Adaptive Virtual Instance Consolidation for Enhanced load Balancing in Cloud Data Centers
International Journal of Development Research
Adaptive Virtual Instance Consolidation for Enhanced load Balancing in Cloud Data Centers
Received 11th February, 2024; Received in revised form 26th March, 2024; Accepted 09th April, 2024; Published online 30th May, 2024
Copyright©2024, Balaji et al., This is an open access article distributed under the Creative Commons Attribution License, which permits unrestricted use, distribution, and reproduction in any medium, provided the original work is properly cited.
Cloud computing offers significant benefits to commercial clients by efficiently handling expanding workloads in a planned manner. The primary enabling technology for cloud computing is virtualization, which simplifies infrastructure management and usage. This paper leverages virtualization to promote green computing and allocate resources based on workload requirements. By minimizing skewness and mixing diverse workloads, server utilization is increased. However, managing client demand poses challenges, which are addressed through Virtual Machine (VM) technology to dynamically allocate resources. The implementation of a virtualized environment is expected to reduce job response times and optimize task execution based on resource availability.
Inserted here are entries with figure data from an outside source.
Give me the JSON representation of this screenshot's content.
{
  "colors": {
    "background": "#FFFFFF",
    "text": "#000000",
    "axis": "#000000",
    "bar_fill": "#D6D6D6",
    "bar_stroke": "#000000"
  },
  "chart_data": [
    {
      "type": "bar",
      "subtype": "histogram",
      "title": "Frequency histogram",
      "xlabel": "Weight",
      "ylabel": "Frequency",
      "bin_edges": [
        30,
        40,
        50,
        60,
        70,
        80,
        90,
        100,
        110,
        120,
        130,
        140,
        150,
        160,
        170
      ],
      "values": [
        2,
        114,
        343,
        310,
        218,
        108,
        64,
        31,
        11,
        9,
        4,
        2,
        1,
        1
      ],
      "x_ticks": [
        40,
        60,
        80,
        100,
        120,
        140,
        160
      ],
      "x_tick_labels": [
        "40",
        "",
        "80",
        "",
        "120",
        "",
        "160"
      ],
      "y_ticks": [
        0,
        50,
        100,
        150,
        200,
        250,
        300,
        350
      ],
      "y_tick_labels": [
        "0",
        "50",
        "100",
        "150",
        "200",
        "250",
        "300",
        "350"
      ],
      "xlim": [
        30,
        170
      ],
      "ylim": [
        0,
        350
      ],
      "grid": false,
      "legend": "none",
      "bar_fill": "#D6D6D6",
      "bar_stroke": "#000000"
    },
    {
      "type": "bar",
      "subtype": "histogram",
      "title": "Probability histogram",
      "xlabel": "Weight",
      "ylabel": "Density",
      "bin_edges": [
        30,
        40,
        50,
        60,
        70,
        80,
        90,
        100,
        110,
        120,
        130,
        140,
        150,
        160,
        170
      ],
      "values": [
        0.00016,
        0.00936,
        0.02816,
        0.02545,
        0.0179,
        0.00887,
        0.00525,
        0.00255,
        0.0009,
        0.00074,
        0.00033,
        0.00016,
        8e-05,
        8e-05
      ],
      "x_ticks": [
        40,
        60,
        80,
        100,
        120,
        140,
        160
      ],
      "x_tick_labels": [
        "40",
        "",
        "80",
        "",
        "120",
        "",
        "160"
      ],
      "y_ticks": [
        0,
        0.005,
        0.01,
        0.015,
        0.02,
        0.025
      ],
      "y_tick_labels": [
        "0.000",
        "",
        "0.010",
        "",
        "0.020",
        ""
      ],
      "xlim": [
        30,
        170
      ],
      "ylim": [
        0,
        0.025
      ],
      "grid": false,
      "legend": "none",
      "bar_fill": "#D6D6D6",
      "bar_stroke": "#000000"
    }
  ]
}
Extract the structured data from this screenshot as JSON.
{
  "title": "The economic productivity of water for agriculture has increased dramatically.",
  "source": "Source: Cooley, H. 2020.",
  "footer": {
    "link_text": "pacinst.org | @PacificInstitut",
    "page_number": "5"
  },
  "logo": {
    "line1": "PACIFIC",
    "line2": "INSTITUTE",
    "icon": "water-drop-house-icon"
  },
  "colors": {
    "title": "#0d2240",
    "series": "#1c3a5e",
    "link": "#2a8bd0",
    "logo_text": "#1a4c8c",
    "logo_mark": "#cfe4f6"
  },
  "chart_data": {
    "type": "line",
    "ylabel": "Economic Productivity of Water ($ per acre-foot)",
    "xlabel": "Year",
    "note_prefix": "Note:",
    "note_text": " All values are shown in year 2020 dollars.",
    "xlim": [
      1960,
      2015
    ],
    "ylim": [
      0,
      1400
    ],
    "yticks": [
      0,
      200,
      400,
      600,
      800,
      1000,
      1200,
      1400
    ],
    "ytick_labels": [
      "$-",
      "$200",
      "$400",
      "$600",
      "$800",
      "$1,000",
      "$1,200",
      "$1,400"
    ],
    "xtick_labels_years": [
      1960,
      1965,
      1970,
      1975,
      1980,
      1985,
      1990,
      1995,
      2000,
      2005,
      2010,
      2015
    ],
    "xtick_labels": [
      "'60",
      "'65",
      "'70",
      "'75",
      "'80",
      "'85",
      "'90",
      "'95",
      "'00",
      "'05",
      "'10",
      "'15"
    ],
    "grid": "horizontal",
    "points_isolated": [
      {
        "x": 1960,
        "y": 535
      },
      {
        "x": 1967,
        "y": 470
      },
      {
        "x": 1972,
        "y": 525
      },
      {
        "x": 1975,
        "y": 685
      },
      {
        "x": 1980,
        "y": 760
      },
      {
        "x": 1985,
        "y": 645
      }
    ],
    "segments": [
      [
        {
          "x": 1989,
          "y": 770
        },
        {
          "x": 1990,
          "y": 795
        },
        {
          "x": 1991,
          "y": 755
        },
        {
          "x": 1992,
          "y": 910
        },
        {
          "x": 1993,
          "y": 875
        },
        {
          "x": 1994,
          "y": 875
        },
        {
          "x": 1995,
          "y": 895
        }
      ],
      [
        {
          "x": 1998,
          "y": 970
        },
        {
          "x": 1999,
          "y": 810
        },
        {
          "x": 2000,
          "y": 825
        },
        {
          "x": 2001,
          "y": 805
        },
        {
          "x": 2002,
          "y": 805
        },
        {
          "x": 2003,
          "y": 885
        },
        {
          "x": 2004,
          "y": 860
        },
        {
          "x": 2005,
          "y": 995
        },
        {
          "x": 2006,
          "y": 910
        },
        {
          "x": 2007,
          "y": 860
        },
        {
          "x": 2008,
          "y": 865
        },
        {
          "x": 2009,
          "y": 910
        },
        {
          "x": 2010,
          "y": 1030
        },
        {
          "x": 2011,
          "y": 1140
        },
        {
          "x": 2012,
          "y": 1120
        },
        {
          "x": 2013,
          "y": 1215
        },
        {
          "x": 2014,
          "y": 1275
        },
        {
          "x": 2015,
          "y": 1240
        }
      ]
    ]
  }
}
VMs are assigned to users according to their needs, and VM live migration facilitates VM and Physical Machine (PM) mapping. Efficient utilization of cloud resources helps balance workloads and prevent system slowdowns. A local negotiation-based VM consolidation technique is employed to anticipate task requests and generate virtual space. A co-location strategy combines small, empty rooms to enhance server performance, while a self-destruction strategy eliminates inaccurate data based on time-to-live property. Real-time resource allocation and an online prediction model aid in determining partition sizes for reduction jobs and dynamically allocating resources to reducers with large partitions to expedite task completion.